MONITOR, Jakarta – Sudah menjelang tiga bulan DKI-Jakarta belum memiliki Wakil Gubernur (Wagub). Padahal, pekerjaan pemerintah DKI-Jakarta sangat banyak dalam rangka pelayanan publik bagi seluruh warga DKI-Jakarta. Puluhan kantor dinas dan sejumlah BUMD yang harus dipimpin oleh pasangan Gubernur dan Wagub DKI-Jakarta.

Pengamat Komunikasi Politik, Emrus Sihombing menilai lambatnya penentuan calon wakil gubernur DKI Jakarta yang notabene jatah partai gerindra dan PKS menunjukan proses komunikasi keduanya belum tuntas.
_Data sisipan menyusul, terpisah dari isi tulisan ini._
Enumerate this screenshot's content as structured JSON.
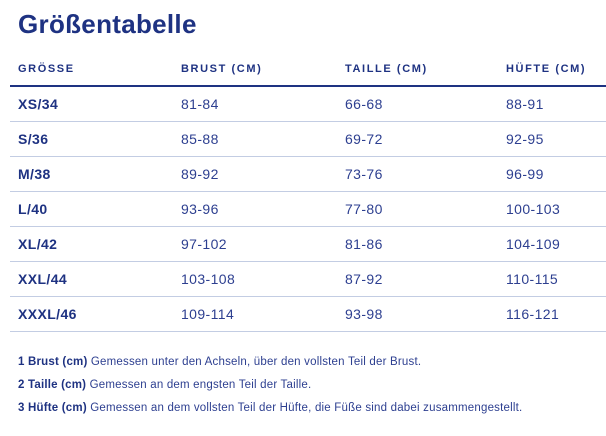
{
  "page": {
    "title": "Größentabelle"
  },
  "colors": {
    "navy": "#1e3282",
    "text_blue": "#2d3f90",
    "row_line": "#c3cde3",
    "header_line": "#1e3282",
    "background": "#ffffff"
  },
  "table": {
    "headers": [
      "GRÖSSE",
      "BRUST (CM)",
      "TAILLE (CM)",
      "HÜFTE (CM)"
    ],
    "rows": [
      {
        "size": "XS/34",
        "brust": "81-84",
        "taille": "66-68",
        "huefte": "88-91"
      },
      {
        "size": "S/36",
        "brust": "85-88",
        "taille": "69-72",
        "huefte": "92-95"
      },
      {
        "size": "M/38",
        "brust": "89-92",
        "taille": "73-76",
        "huefte": "96-99"
      },
      {
        "size": "L/40",
        "brust": "93-96",
        "taille": "77-80",
        "huefte": "100-103"
      },
      {
        "size": "XL/42",
        "brust": "97-102",
        "taille": "81-86",
        "huefte": "104-109"
      },
      {
        "size": "XXL/44",
        "brust": "103-108",
        "taille": "87-92",
        "huefte": "110-115"
      },
      {
        "size": "XXXL/46",
        "brust": "109-114",
        "taille": "93-98",
        "huefte": "116-121"
      }
    ]
  },
  "footnotes": [
    {
      "label": "1 Brust (cm)",
      "text": "Gemessen unter den Achseln, über den vollsten Teil der Brust."
    },
    {
      "label": "2 Taille (cm)",
      "text": "Gemessen an dem engsten Teil der Taille."
    },
    {
      "label": "3 Hüfte (cm)",
      "text": "Gemessen an dem vollsten Teil der Hüfte, die Füße sind dabei zusammengestellt."
    }
  ]
}
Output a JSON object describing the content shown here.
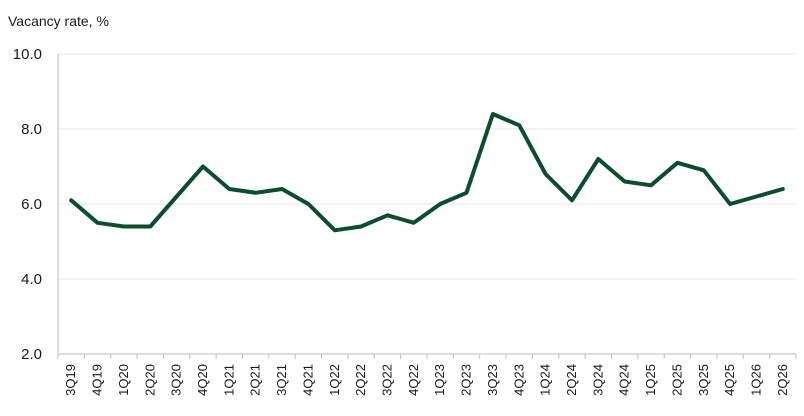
{
  "chart_data": {
    "type": "line",
    "title": "",
    "ylabel": "Vacancy rate, %",
    "xlabel": "",
    "ylim": [
      2.0,
      10.0
    ],
    "yticks": [
      "2.0",
      "4.0",
      "6.0",
      "8.0",
      "10.0"
    ],
    "grid": true,
    "categories": [
      "3Q19",
      "4Q19",
      "1Q20",
      "2Q20",
      "3Q20",
      "4Q20",
      "1Q21",
      "2Q21",
      "3Q21",
      "4Q21",
      "1Q22",
      "2Q22",
      "3Q22",
      "4Q22",
      "1Q23",
      "2Q23",
      "3Q23",
      "4Q23",
      "1Q24",
      "2Q24",
      "3Q24",
      "4Q24",
      "1Q25",
      "2Q25",
      "3Q25",
      "4Q25",
      "1Q26",
      "2Q26"
    ],
    "series": [
      {
        "values": [
          6.1,
          5.5,
          5.4,
          5.4,
          6.2,
          7.0,
          6.4,
          6.3,
          6.4,
          6.0,
          5.3,
          5.4,
          5.7,
          5.5,
          6.0,
          6.3,
          8.4,
          8.1,
          6.8,
          6.1,
          7.2,
          6.6,
          6.5,
          7.1,
          6.9,
          6.0,
          6.2,
          6.4
        ],
        "color": "#0b4d2c"
      }
    ]
  }
}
“Karena itu, muncul pertanyaan di tengah mengedepankan pelayanan publik yang prima dari Pemda DKI-Jakarta, mengapa penentuan Wagub begitu lama? Berkaca pada wacana publik yang muncul, jawabannya sederhana, proses komunikasi politik antara Gerindra dan PKS tampaknya masih belum tuntas,” kata Emrus melalui rilis tertulis yang diterima MONITOR, Jum’at (23/11/2018).

Emrus menambahkan, dalam perjalanan dialektika proses komunikasi politik antara Gerindra dan PKS, akhir-akhir ini muncul kesepakatan baru bahwa kandidat Cawagub DKI-Jakarta semua dari kader PKS. “Namun boleh jadi masih harus melalui proses fit and proper test yang dilakukan oleh sebuah tim seleksi dari kedua partai,” terangnya.

- Advertisement -

Dalam pandangan Emrus, bersandar pada logika sederhana saja, bila sudah disepakati bahwa kandidat Cawagub semua dari kader PKS, sejatinya proses pengajuan menjadi otonomi PKS.

Kalaupun dilakukan fit and proper test, lanjut dosen ilmu komunikasi Universitas Pelita Harapan itu sebaiknya berlangsung di internal PKS itu sendiri, karena sudah menjadi otoritas PKS. “Lain halnya bila kandidat tersebut dari gabungan kader Gerinda dan PKS, sangat wajar fit and proper test dilakukan oleh sebuah tim dari kedua partai,” tandasnya.

“Selain itu, sekarang muncul wacana baru. Ada dua sosok yang diwacanakan menjadi anggota tim seleksi dari ajuan Gerindra untuk menunaikan tugas fit and proper test, satu kader partai Gerindra dan satu pakar politik dari luar Gerindra. Sementara sosok anggota tim seleksi dari PKS, belum tampak sekali diwacanakan di ruang publik,” tambahnya.

Emrus menegaskan berdasarkan perbedaan perilaku komunikasi politik yaitu pewacanaan tim seleksi dari Gerindra atau belum tampaknya pewacanaan tim seleksi dari PKS untuk melakukan fit and proper test, dari aspek komunikasi politik, mengandung sarat makna politik. “Selain itu, atas perbedaan tersebut, bisa memunculkan varian pertanyaan dari publik, antara lain, mengapa ada perbedaan tersebut,” katanya.

Merujuk pada komposisi tim seleksi dari Gerindra yaitu satu kader partai Gerindra dan satu pakar politik dari luar Gerindra menurut Emrus menimbulkan pertanyaan lanjutan, apakah PKS mengajukan komposisi yang sama dengan Gerindra dalam tim seleksi. Artinya apakah salah satu anggota tim seleksi ada dari luar PKS.

“Jika PKS membuat susunan tim seleksi seperti Gerindra tersebut, berarti ada kesamaan komposisi. Namun saya berpendapat, komposisi semacam ini harus dilakukan kalkulasi politik secara matang karena mengikutsertakan pihak luar yang seharusnya menjadi urusan internal PKS dan Gerindra,” ujarnya.

Selain komposisi yang diajukan oleh Gerindra, Emrus memperkirakan masih ada dua kemungkinan susunan komposisi tim seleksi. Pertama, tim seleksi murni dari kedua partai. Sama sekali tidak mengikut sertakan pihak luar. Kedua, semua anggota tim seleksi dari luar kedua partai.

Dari salah satu dua kemungkinan yang terakhir ini, dari aspek komunikasi politik yang lebih produktif bagi kedua partai dalam rangka perjuangan politik Pilpres 2019, lebih baik tim seleksi dari kedua partai tanpa melibatkan pihak luar. Sebab, ini sudah menjadi urusan internal kedua partai.

“Selain itu, di partai PKS dan Gerindra memiliki kader-kader luar bisa yang sangat-sangat mumpuni menjadi tim seleksi yang sama sekali tidak kalah kualitasnya dengan dari luar partai,” pungkasnya.